Пикассо пишет Гернику. 1937.
Фото Доры Маар. Архив Шарме, Париж
Убегающая женщина с воздетыми к небу руками, например, – прямая цитата из великого полотна Рубенса «Ужасы войны» (1637–1638), хранящегося во флорентийском палаццо Питти. Пикассо не мог не знать, что эта картина была написана художником, который воспринимал себя – и был официально назначен испанским двором – послом мира.
11 мая Пикассо приступил к работе на огромном холсте. Полотно почти восемь на три с половиной метра (близкое по размеру «Усекновению главы Иоанна Крестителя» Караваджо) оказалось слишком высоким, перпендикулярно его было не поставить из-за стропил, так что Дора и Пикассо прислонили его к стене под углом.

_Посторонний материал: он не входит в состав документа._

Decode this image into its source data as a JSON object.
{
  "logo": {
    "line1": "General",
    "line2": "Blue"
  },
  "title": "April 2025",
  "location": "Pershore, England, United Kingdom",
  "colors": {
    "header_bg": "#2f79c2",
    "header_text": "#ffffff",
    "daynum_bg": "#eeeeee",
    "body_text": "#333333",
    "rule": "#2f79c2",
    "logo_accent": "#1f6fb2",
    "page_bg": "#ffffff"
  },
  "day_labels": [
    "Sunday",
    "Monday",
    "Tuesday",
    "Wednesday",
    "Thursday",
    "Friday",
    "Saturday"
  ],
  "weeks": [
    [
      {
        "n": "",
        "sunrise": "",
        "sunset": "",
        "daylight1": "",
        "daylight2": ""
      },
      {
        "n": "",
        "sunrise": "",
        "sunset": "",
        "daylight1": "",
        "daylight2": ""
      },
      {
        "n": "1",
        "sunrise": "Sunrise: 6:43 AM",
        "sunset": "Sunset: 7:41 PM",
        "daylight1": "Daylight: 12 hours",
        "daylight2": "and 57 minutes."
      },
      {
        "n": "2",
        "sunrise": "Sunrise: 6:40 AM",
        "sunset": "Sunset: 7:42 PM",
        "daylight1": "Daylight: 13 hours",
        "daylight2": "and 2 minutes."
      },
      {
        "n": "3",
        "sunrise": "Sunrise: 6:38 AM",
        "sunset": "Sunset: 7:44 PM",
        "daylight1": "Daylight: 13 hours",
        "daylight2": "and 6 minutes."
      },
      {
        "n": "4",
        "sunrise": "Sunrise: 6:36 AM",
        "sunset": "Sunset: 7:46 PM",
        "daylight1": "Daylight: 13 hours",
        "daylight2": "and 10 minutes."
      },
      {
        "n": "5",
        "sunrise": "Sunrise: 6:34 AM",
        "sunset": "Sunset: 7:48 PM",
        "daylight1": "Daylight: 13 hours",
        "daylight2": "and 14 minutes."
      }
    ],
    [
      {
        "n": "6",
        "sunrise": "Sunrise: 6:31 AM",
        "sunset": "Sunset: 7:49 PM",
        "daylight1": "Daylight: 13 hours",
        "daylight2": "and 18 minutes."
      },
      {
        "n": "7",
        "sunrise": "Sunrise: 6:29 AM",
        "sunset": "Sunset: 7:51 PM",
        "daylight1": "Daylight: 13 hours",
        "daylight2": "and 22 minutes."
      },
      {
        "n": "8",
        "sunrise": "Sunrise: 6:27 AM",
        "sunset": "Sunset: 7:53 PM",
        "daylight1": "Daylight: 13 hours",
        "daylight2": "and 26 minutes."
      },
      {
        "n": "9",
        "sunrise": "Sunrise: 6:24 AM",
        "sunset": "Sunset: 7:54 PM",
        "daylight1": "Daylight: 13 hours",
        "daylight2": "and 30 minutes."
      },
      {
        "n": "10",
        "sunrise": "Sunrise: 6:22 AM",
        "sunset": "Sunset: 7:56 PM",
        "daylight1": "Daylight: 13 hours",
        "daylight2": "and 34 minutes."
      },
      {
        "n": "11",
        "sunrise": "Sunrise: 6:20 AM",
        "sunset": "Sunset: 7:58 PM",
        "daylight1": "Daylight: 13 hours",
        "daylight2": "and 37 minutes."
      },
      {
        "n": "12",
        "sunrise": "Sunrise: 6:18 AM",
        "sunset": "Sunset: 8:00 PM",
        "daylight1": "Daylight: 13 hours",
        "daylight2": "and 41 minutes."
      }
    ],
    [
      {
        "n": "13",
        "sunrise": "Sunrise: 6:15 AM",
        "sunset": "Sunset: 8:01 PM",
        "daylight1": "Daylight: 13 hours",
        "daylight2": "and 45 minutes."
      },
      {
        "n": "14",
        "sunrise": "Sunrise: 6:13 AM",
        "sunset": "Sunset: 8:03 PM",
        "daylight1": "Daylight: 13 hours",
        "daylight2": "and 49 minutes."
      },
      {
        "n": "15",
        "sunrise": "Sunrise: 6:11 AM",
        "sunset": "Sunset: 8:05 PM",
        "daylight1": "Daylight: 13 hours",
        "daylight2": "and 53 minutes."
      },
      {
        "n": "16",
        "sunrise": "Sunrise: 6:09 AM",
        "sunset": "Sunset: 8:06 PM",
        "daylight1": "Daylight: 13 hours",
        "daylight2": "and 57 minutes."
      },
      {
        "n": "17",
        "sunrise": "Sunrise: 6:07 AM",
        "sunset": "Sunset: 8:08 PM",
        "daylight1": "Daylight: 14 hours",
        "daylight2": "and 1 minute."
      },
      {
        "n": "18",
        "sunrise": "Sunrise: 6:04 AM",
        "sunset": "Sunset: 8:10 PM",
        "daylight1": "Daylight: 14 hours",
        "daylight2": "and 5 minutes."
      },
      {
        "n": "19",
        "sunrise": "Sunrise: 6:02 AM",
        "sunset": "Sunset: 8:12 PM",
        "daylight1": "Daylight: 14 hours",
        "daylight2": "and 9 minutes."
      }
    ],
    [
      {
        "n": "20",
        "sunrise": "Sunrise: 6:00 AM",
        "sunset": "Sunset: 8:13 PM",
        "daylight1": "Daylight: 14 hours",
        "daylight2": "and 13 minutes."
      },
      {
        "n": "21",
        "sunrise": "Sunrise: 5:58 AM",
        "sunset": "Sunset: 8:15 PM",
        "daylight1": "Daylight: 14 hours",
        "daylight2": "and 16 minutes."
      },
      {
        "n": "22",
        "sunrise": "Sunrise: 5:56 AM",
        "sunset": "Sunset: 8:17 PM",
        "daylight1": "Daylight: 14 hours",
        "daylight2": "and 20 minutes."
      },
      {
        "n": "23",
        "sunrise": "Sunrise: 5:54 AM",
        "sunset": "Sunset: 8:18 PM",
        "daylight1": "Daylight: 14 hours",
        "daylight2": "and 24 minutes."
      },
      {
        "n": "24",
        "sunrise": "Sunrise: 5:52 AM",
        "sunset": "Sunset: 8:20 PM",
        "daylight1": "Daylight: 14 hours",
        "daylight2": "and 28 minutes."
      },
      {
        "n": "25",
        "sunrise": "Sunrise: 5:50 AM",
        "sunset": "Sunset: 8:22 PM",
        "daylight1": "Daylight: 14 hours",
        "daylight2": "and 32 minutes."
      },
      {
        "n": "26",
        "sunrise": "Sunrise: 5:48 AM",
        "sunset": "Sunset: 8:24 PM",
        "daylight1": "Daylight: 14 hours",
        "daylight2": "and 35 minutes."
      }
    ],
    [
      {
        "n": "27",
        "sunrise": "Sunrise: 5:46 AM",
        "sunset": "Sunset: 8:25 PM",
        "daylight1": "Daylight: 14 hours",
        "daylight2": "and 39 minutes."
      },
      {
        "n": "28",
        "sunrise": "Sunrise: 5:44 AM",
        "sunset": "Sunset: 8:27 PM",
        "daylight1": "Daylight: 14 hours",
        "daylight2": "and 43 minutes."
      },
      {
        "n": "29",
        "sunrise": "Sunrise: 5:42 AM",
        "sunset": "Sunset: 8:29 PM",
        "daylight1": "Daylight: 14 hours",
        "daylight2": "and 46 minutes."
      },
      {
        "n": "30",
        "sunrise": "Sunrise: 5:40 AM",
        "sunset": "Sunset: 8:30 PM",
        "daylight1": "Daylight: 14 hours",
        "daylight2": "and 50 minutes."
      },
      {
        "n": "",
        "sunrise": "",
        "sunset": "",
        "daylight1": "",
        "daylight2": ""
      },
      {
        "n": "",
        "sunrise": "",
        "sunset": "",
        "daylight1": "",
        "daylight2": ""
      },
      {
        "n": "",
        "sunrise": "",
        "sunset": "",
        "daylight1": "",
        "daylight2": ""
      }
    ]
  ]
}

Для работы над верхними фрагментами художник залезал на стремянку, с которой писал кистью, привязанной к палке. Работая над передним планом, он садился на корточки или устраивался прямо на полу. Но все эти неудобства его не смущали. Не вынимая сигарету изо рта, он отдался порыву безудержного созидания.
Лихорадочность трансформировалась в бешеную, кипучую энергию, исходящую от «Герники»: маниакальные, судорожные метания, тщетные попытки убежать от горящих зданий, погребальный костер из падающих и уже мертвых тел. При взгляде на картину невозможно не проникнуться ужасом безвыходности – черно-белая ночная панорама только усиливает воздействие, нещадно обостряя чувства и одновременно дезориентируя. Чтобы создать это ощущение хаоса и смятения, Пикассо вернулся к своему величайшему изобретению, поместив катастрофу в замкнутое кубистское пространство. Однако этот кубистский театр получился менее рассудочным и куда более эмоционально насыщенным. Вместо многомерной скульптуры, помещенной внутрь оптической головоломки, «Герника» использует беспорядочное нагромождение плоскостей как способ повествования, рождающего визуальный образ паники. Стены и окна не в состоянии выполнять свои функции; вывернутые наизнанку, они запирают в ловушки, встают на пути, создают препятствия и выставляют напоказ, вместо того чтобы скрывать и защищать. Пикассо-концептуалиста 1910 года такая мимикрия наверняка бы возмутила. Но в ситуации, когда собственная мать ощущала на себе все тяготы осажденной Барселоны, художник превратился в драматурга-моралиста. И массивные формы в «Гернике» рушатся на глазах, как если бы на них падали зажигательные бомбы.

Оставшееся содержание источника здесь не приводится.